Para comprar na planta

O Povo

17/12/2017

Para comprar na planta

A compra de imóvel na planta é possibilidade para aqueles que não têm necessidade urgente de se mudar. O tempo de espera pode ser utilizado para organizar o orçamento e conseguir melhores parcelamentos, mas esse planejamento exige cuidados que perpassam a verificação de documentação, idoneidade da construtora e atenção às normas do contrato. Pela cláusula de tolerância, por exemplo, a construtora têm prazo adicional de 180 dias para entregar a obra.

 

De acordo com o advogado especialista em Direito Imobiliário e sócio do escritório Tapai Advogados, Marcelo Tapai, a cláusula de tolerância é estipulada na maioria dos contratos, portanto o comprador deve sempre levar em conta esse atraso na hora de programar a mudança. “Em regra, as empresas utilizam esse tempo extra. Importante mencionar que essa cláusula é um ponto contratual e não legal. Ou seja, não há uma lei que concede essa tolerância, mas os contratos estabelecem essa prorrogação quase que de forma absoluta. Não precisa haver nenhum motivo específico para usar essa tolerância. É um tempo extra que as empresas têm para imprevistos”, responde.

Um mês antes do prazo de entrega do imóvel, a empresária Rafaela Sampaio, 30, e o marido foram chamados pela construtora para uma reunião sobre a nova data. “Fizeram um coquetel em um hotel informando que teve greve da construção civil, que o projeto era maior do que eles imaginavam, uma série de fatores. Pra gente não estava fazendo tanta falta porque não estávamos morando em uma casa alugada, tinha a chateação, mas a gente tinha tantas outras coisas para resolver do casamento”, diz ela.

 

 

No Brasil, mais de 90% da venda de imóveis são na planta, sendo que 70 a 80% deles são adquiridos por meio de financiamentos bancários"

 

Conselheiro da Ordem dos Advogados do Brasil – Secção Ceará (OAB-CE) e professor universitário, Wladimir d’Alva diz que o primeiro passo, antes mesmo de assinar o contrato, é verificar se a construtora ou incorporadora já tem alvará de construção. “Tem que estar tudo registrado em cartório. Outra coisa é saber se a construtora tem ações judiciais, coisa que é possível pesquisar facilmente na internet”, afirma ele.

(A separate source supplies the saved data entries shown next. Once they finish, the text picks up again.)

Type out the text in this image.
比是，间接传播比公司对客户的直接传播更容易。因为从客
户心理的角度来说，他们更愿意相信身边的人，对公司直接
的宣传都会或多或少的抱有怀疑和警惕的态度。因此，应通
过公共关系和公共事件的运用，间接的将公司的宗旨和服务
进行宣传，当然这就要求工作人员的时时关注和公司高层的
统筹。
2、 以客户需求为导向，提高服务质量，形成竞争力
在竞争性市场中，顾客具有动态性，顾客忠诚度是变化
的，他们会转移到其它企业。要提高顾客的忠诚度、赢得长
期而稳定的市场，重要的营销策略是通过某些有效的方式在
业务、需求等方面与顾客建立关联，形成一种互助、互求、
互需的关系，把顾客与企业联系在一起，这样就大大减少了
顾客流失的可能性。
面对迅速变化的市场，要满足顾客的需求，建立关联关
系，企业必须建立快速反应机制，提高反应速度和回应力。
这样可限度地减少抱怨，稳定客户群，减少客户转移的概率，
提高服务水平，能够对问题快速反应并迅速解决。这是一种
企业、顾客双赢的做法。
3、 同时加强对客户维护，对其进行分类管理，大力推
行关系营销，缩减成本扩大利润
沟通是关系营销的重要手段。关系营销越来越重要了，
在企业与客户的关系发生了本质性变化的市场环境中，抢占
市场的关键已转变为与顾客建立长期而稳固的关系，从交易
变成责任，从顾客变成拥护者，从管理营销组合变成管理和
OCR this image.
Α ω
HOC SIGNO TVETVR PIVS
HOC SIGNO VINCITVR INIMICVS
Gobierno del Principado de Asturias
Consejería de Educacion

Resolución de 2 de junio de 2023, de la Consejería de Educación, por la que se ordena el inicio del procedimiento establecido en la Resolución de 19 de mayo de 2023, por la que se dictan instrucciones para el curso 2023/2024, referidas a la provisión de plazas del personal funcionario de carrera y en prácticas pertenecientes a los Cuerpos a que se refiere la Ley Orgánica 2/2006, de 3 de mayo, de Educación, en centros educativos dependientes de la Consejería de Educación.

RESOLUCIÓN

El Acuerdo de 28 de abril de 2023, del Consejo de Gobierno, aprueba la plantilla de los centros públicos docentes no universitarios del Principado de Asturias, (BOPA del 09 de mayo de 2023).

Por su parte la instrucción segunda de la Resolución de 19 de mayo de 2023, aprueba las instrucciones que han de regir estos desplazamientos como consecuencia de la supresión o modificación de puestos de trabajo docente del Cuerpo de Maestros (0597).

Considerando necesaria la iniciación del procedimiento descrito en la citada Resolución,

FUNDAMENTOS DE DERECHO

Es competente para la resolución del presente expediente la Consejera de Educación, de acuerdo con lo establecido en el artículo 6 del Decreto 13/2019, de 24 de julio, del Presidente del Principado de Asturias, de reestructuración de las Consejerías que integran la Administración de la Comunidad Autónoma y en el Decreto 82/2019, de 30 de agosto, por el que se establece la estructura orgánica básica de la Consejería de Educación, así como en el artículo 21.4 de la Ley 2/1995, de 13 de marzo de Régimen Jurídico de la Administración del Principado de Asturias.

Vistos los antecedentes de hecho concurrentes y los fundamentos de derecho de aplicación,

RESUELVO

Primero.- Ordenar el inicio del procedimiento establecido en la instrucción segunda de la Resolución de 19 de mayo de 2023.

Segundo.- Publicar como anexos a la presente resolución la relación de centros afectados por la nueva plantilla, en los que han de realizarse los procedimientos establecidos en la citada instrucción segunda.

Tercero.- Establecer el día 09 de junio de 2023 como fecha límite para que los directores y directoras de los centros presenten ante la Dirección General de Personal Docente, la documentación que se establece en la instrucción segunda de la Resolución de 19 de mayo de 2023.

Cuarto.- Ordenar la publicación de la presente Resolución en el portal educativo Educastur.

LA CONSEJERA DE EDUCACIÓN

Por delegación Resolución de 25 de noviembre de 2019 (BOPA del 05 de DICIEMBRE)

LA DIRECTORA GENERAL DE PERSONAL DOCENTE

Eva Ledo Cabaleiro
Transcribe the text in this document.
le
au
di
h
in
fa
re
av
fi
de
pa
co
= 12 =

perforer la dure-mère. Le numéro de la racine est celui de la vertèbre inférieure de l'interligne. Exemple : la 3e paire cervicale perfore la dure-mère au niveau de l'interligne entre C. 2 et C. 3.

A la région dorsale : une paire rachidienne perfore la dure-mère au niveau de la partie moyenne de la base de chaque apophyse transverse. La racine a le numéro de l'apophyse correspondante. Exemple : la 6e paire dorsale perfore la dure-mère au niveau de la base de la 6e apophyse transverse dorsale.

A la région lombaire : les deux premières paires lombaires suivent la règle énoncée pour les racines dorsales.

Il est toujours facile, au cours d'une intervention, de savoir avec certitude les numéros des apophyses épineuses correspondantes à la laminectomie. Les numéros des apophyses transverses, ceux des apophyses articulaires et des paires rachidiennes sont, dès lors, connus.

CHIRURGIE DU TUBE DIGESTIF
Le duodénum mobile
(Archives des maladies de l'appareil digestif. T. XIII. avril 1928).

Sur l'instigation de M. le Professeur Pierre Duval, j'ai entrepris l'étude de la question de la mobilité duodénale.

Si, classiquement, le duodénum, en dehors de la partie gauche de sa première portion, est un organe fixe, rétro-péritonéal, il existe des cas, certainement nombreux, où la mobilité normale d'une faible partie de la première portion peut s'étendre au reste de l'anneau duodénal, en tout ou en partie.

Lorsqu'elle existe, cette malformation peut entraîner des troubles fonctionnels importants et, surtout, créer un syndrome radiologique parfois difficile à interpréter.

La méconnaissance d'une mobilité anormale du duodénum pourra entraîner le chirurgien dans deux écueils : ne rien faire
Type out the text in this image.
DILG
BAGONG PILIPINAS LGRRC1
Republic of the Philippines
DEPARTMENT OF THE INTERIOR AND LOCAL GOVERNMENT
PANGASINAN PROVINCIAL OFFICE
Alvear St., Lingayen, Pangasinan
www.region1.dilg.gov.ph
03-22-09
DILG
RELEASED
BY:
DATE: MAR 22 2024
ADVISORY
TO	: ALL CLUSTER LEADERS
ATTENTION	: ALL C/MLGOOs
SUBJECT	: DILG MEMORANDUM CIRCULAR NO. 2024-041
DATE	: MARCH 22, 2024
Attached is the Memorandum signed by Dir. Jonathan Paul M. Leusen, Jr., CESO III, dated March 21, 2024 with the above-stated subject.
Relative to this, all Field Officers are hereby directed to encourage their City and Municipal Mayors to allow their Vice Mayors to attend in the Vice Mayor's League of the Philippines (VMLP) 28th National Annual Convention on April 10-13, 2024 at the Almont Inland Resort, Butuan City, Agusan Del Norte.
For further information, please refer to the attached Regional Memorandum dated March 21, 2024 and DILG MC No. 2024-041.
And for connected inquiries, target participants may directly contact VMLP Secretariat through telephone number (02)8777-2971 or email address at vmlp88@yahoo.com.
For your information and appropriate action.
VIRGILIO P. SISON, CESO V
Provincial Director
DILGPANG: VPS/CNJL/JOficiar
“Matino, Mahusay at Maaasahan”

Além dos antecedentes da construtora e cumprimentos de prazos, José Carlos Gama, vice-presidente do Sinduscon, recomenda a verificação do acabamento de materiais. “Tem que ver se está com a incorporação devidamente registrada em cartório de imóveis, isso evita que compre gato por lebre. Tem que apresentar toda a documentação técnica, jurídica, financeira do empreendimento, checar quantas vagas de garagem vai ter. O cliente tem que ir ao local durante dois momentos distintos do dia para verificar insolação, barulhos da vizinhança”, lista.

 

Contrato

O advogado Marcelo Tapai ressalta que as cláusulas dos contratos precisam ter linguajar simples. Aquelas que de alguma forma restrinjam direitos dos consumidores ainda devem estar em destaque. “Como exemplo, as cláusulas que estabelecem prazo de tolerância para entrega do imóvel depois da data final, as que transferem ao comprador a obrigação de pagar as comissões de corretagem, assim como as que estabelecem a forma de correção e pagamento do preço”, informa.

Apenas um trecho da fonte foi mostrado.